I was thinking about the following problem (not homework):
Let $a,b,c,d \in \{0,1,2,3,4,5,6,7,8,9\}$
Find all four digit numbers $abcd$ where the two digit numbers $$ \underline{(ab)}+\underline{(cd)}$$ sum to the two digit number $\underline{bc}$.
My approach:
Let $$ N = 1000a + 100b + 10c + d$$ where $a,b,c,d \in \{0,1,2,3,4,5,6,7,8,9\}$
For any given solution for $N$, we must have that $$(10a+b) + (10c+d) = 10b+c$$ $$\therefore 10a - 9b + 9c + d = 0$$
It was at this point that I figured the problem could be taken no further by hand, and I used a programming language to iterate over all possible values to find where the equation holds. There were 55 solutions (this is correct).

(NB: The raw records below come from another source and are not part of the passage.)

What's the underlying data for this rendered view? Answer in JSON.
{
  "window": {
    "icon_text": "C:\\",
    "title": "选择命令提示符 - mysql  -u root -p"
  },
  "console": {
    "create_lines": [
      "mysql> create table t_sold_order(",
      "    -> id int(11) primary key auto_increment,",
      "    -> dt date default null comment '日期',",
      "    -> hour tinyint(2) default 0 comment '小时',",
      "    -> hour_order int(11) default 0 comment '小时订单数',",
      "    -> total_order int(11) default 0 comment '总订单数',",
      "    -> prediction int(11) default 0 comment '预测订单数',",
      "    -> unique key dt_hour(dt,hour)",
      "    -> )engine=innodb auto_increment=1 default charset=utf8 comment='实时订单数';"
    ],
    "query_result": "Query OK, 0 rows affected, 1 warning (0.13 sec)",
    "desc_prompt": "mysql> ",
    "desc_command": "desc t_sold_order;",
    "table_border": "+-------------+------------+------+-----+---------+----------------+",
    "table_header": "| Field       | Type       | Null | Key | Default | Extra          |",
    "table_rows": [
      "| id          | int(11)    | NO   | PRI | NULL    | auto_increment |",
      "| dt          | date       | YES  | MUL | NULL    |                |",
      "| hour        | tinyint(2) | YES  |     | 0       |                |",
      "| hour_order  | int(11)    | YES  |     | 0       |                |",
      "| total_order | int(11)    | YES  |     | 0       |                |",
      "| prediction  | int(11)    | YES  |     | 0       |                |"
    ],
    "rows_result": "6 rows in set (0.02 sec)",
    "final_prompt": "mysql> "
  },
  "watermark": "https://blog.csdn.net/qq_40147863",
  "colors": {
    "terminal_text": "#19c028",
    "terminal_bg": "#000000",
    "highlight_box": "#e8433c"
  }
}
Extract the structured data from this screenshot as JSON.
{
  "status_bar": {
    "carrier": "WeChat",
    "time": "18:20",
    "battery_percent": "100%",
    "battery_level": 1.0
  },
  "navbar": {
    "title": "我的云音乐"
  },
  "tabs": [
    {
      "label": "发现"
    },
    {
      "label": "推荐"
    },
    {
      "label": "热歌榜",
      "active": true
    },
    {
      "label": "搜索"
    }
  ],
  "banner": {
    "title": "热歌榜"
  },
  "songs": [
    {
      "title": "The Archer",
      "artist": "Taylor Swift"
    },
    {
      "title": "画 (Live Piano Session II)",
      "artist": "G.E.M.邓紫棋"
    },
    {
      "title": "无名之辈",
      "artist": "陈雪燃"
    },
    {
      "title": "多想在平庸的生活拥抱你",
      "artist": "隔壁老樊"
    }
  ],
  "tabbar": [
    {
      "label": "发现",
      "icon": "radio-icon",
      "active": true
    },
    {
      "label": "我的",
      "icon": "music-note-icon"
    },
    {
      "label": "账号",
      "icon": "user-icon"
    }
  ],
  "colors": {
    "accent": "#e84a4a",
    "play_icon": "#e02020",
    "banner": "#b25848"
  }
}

My question is, could I have taken this problem any farther (or have taken a different approach altogether) without using a computer to find the solutions (or manually attempting each combination)?
Here are the solutions, from which you can derive several patterns/constraints:
0000 0109 0110 0219 0220 0329 0330 0439 0440 0549 0550 0659 0660 0769 0770 0879 0880 0989 0990
1208 1318 1428 1538 1648 1758 1868 1978
2307 2417 2527 2637 2747 2857 2967
3406 3516 3626 3736 3846 3956
4505 4615 4725 4835 4945
5604 5714 5824 5934
6703 6813 6923
7802 7912
8901
From the formula you already got $$ 10 a + d = 9 (b - c) $$ you obtain that $0 \le 9 (b - c) \le 99$, and thus $0 \le b - c \le 11$. Clearly the values of $b, c$ determine the values of $a, d$.
So there is $1$ solution when $b = 0$ ($c$ can only be $0$), there are $2$ solutions when $b = 1$ ($c$ can be $0, 1$), etc, $10$ solutions when $b = 9$ ($c$ can be $0, 1, \dots , 9$).
All in all $1 + 2 + \dots + 10 = 55$ solutions indeed.